Por se tratar de um assunto
da maior importância para a sociedade cabo-verdiana ou dela merecedora de uma
prioridade alta, em termos de atendimento e de procura de soluções para a sua erradicação, volto a aflorá-lo neste
espaço.
Na minha opinião, este
problema já ganhou contornos, entre nós, para ser considerado anti-social,
anormal e com configuração, em muitos aspectos, de criminoso!
O drama está localizado.
Encontra-se nos dias de hoje mais generalizado, na faixa populacional mais
carente em escolarização/educação, oriunda ela própria de estrutura familiar
disfuncional, monoparental e, regra geral, de menos rendimento económico. Como
se de um círculo vicioso se tratasse. Numa palavra e resumindo: na camada
social mais pobre e menos escolarizada, de Cabo Verde.
Urge extirpar do nosso meio
este autêntico “cancro” social que afecta larga faixa da população. É grande o
mal que faz e vem fazendo às crianças trazidas ao mundo, nestas condições.

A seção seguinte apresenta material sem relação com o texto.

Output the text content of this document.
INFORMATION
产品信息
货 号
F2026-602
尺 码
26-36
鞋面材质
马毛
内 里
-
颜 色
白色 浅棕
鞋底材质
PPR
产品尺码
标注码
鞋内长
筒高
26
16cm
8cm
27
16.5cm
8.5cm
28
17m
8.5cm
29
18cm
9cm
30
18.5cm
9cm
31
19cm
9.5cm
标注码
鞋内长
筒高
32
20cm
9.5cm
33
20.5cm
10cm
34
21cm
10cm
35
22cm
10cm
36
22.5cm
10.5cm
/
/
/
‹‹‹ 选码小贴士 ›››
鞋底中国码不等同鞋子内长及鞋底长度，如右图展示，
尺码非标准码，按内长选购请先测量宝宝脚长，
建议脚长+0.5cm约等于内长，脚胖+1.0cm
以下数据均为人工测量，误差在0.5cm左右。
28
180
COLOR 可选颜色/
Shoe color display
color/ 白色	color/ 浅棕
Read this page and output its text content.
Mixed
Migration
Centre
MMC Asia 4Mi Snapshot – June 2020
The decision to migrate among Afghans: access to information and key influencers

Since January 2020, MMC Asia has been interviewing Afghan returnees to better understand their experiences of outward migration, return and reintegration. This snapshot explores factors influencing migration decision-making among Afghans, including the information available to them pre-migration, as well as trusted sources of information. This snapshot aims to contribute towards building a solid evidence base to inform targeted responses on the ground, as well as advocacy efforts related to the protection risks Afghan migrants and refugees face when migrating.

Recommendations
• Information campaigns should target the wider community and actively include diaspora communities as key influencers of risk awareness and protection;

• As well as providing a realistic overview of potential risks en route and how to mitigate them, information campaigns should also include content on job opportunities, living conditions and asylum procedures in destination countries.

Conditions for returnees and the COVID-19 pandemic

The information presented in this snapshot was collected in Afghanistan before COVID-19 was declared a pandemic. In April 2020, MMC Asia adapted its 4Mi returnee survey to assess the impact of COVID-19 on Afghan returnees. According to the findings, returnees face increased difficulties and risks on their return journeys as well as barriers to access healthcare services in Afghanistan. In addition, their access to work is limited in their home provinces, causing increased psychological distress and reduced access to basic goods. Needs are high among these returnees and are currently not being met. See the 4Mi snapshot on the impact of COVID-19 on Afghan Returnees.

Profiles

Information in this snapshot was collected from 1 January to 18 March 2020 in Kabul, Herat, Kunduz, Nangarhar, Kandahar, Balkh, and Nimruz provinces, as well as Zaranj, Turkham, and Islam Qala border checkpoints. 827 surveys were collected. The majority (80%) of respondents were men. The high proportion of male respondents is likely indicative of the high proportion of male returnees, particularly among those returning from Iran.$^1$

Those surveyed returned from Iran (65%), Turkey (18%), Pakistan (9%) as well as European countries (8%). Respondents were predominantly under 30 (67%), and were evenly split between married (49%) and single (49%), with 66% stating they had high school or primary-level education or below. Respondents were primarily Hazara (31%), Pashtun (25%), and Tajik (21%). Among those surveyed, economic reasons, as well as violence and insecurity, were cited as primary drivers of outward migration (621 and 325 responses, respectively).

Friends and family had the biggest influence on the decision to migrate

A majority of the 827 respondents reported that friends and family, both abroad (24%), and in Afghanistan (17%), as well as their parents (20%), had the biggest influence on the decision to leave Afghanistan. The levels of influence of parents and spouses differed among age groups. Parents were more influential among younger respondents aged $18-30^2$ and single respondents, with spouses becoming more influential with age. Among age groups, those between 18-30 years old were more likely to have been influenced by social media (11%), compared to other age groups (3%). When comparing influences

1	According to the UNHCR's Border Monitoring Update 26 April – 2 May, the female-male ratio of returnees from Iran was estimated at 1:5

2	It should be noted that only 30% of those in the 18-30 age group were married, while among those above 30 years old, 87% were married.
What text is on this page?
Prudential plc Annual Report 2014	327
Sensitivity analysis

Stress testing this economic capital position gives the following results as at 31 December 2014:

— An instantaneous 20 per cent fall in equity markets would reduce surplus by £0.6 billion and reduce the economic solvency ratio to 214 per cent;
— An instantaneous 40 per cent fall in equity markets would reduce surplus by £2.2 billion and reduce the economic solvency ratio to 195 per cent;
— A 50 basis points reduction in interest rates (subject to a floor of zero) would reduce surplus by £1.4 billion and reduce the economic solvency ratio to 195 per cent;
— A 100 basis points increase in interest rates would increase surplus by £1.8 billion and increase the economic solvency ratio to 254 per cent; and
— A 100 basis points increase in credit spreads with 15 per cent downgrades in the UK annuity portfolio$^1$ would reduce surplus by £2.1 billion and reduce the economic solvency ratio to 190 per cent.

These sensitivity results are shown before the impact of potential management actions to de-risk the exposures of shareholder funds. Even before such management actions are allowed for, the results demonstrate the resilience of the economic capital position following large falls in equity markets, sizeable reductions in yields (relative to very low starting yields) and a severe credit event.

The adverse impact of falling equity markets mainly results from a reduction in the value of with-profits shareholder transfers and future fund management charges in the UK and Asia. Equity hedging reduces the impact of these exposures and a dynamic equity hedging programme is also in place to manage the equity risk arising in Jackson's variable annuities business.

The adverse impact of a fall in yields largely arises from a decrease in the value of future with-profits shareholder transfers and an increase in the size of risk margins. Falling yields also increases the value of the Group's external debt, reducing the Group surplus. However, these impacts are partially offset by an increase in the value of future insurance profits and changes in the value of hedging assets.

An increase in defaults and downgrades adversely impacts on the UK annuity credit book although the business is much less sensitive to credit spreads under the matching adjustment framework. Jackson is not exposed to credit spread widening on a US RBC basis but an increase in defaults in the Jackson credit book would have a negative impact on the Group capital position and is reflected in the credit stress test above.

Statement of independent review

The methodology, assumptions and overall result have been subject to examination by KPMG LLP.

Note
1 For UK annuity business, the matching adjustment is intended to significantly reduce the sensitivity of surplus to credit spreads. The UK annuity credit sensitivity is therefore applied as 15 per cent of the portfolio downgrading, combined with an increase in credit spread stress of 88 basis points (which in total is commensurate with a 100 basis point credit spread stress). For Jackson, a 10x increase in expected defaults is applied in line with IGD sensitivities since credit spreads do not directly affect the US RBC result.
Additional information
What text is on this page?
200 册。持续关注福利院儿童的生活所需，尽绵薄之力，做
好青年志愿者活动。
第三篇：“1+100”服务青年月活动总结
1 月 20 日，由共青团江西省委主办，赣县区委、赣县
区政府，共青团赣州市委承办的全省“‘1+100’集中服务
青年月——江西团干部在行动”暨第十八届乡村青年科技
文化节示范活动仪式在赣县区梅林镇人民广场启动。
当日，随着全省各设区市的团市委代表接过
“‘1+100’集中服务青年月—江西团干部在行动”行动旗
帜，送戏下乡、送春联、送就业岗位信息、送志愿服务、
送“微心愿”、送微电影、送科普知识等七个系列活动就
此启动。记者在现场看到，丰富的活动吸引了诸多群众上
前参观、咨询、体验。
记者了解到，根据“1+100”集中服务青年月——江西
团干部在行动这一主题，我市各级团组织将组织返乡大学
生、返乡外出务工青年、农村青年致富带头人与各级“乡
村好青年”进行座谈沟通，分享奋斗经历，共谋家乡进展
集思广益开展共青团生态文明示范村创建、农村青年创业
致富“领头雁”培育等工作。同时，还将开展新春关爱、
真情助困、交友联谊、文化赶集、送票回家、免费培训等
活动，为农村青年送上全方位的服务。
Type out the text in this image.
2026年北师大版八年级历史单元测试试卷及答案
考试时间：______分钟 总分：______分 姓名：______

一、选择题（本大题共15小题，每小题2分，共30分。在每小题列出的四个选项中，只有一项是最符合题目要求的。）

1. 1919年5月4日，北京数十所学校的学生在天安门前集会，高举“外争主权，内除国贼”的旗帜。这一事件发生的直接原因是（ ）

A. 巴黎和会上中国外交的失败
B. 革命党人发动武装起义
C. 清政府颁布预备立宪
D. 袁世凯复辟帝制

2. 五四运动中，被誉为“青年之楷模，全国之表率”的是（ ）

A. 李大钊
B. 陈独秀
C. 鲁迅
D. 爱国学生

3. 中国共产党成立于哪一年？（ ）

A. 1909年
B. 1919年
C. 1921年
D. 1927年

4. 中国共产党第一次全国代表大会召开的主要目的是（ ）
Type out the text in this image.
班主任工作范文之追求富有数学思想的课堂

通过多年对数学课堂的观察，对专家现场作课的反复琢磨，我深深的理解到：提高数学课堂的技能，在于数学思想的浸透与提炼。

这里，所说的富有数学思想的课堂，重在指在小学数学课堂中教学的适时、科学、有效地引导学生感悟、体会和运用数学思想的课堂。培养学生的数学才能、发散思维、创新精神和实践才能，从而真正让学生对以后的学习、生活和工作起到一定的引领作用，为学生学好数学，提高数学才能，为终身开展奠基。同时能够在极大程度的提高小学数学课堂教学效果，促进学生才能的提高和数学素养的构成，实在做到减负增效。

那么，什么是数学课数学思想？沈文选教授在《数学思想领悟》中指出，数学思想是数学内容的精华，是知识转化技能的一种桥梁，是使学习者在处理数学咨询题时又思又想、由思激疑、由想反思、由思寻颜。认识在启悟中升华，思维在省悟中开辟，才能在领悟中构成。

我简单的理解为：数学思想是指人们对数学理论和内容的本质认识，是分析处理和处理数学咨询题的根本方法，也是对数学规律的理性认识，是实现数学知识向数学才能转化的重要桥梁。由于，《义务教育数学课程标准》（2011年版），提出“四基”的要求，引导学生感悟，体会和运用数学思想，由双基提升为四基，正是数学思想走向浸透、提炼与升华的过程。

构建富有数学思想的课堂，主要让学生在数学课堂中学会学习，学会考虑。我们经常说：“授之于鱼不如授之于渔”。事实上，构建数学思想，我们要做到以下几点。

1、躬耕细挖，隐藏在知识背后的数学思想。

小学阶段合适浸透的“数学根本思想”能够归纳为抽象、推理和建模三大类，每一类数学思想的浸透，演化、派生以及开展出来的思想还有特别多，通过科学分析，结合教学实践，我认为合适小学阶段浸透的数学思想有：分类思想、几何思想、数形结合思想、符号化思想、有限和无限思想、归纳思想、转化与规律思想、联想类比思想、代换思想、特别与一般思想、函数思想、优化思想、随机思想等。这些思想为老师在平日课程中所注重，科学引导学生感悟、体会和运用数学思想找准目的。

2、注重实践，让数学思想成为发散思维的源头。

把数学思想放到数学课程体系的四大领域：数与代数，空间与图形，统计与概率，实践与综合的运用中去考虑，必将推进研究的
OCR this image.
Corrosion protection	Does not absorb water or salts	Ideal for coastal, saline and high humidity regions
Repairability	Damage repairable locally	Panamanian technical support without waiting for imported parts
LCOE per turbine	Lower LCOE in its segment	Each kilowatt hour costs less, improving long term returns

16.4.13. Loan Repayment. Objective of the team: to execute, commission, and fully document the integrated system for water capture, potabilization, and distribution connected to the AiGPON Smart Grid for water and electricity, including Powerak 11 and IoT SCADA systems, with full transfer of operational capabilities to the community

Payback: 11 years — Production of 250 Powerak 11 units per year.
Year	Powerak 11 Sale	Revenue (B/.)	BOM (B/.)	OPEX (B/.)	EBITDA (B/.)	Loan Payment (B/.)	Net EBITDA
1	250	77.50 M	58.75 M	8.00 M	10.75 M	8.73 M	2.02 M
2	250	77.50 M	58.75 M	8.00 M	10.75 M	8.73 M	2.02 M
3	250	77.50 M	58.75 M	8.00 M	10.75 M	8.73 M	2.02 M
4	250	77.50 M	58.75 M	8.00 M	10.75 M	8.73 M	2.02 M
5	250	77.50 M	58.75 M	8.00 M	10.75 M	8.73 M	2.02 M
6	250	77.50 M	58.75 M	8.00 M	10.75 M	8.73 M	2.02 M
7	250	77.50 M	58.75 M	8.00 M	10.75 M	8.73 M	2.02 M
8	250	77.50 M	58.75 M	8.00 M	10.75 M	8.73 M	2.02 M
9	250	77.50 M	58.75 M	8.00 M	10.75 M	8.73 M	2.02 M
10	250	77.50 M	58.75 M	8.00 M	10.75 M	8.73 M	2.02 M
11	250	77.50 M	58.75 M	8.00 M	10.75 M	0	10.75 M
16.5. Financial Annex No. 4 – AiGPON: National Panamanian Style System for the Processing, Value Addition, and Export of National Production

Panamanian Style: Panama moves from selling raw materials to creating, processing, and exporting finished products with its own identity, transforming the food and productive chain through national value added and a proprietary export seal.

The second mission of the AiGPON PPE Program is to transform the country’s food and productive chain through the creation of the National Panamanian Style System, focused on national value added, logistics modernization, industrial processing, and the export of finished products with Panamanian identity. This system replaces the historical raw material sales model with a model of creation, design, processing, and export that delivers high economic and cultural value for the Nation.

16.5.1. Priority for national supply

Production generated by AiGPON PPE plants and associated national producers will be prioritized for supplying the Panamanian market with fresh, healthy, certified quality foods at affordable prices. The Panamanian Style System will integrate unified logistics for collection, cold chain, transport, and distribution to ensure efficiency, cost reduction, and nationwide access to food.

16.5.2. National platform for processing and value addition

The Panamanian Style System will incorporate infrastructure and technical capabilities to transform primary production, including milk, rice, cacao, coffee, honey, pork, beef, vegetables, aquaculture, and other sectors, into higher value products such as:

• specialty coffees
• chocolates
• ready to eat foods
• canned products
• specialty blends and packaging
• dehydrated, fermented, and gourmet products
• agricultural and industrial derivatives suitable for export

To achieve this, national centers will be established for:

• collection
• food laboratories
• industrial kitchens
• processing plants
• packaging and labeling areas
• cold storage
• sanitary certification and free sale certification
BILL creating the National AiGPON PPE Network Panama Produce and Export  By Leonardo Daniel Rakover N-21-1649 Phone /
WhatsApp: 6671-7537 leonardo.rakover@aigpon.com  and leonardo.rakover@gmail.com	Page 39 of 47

Note-se que se trata da faixa da
população que, regra geral, tem mais filhos.
A este propósito tomei a
liberdade - com a devida vénia à autora do texto e ao Jornal «Expresso das
Ilhas» - de transcrever a reportagem que achei ilustrativa:
“Paternidade
- Pensão de alimentos: um cheque a zeros
Escrito
por Sara Almeida, Expresso das Ilhas
-
Edição 703 de 20 de Maio de 2015 -
Progenitores
que se escusam a apoiar financeira e afectivamente os filhos são comuns em Cabo
Verde. Mas se do ponto de vista do afecto - e embora esta seja a vertente
fulcral - não há mecanismos legais que obriguem a esse apoio, o mesmo não se
passa quando o assunto é dinheiro. A pensão de alimentos é um direito legal da
criança. Um direito desrespeitado diariamente, sendo que as causas dessa
transgressão são muitas. Vão da má-fé do pai (ou da mãe), ao orgulho da mãe (ou
do pai), passando por problemas actuais mais alargados como a má conjuntura
económica. No olho do furação, há parte de uma geração à deriva, com o futuro
comprometido.
F. é vendedeira e a flor da idade já passou,
mas não levou com ela a sua garra. Trabalha de sol a sol, para garantir o único
sustento de uma casa de seis: ela e mais cinco filhos, quatro dos quais
menores. Dos três progenitores da sua prole, nada recebe. Um deles (e apenas
um) durante os primeiros tempos pós-separação, quando tinha dinheiro ainda dava
algum. Depois, quando ela engravidou de outro homem, deixou de o fazer. Mas,
orgulhosa, F. garante que não precisa. Graças ao seu trabalho, em sua casa,
ninguém passa fome.
“Deus
me dê saúde, que o resto faço eu. Nunca precisei de ninguém”, diz de rosto
alteado. Cinco filhos, três pais, nenhuma ajuda.
A
realidade de F. e filhos é semelhante à de várias famílias. Em termos de
percentagem de pais que não contribuem para o sustento dos filhos, não
encontramos dados concretos. Mas o Censo 2010 apontava que mais de metade das
crianças vive sem o pai (53,3%). E conhecendo um pouco da realidade
cabo-verdiana, é fácil presumir que que uma elevada percentagem também não terá
nenhum apoio, sequer financeiro, por parte do progenitor.
Basta
ir a uma escola para perceber a dimensão deste problema. Na Escola Secundária
Pedro Gomes (Praia), por exemplo, estudam cerca de 1600 alunos e “o grosso dos
alunos não tem apoio dos pais. Podemos constatar isso no acto da estipulação
das propinas”, observa Sandra Querido, Responsável pelos Assuntos Sociais e
Comunitários da Pedro Gomes.
Quando
são analisados os documentos, verifica-se pois que não têm esse apoio e mais:
“muitos nem sabem onde o pai anda, o que faz, se trabalha ou não”.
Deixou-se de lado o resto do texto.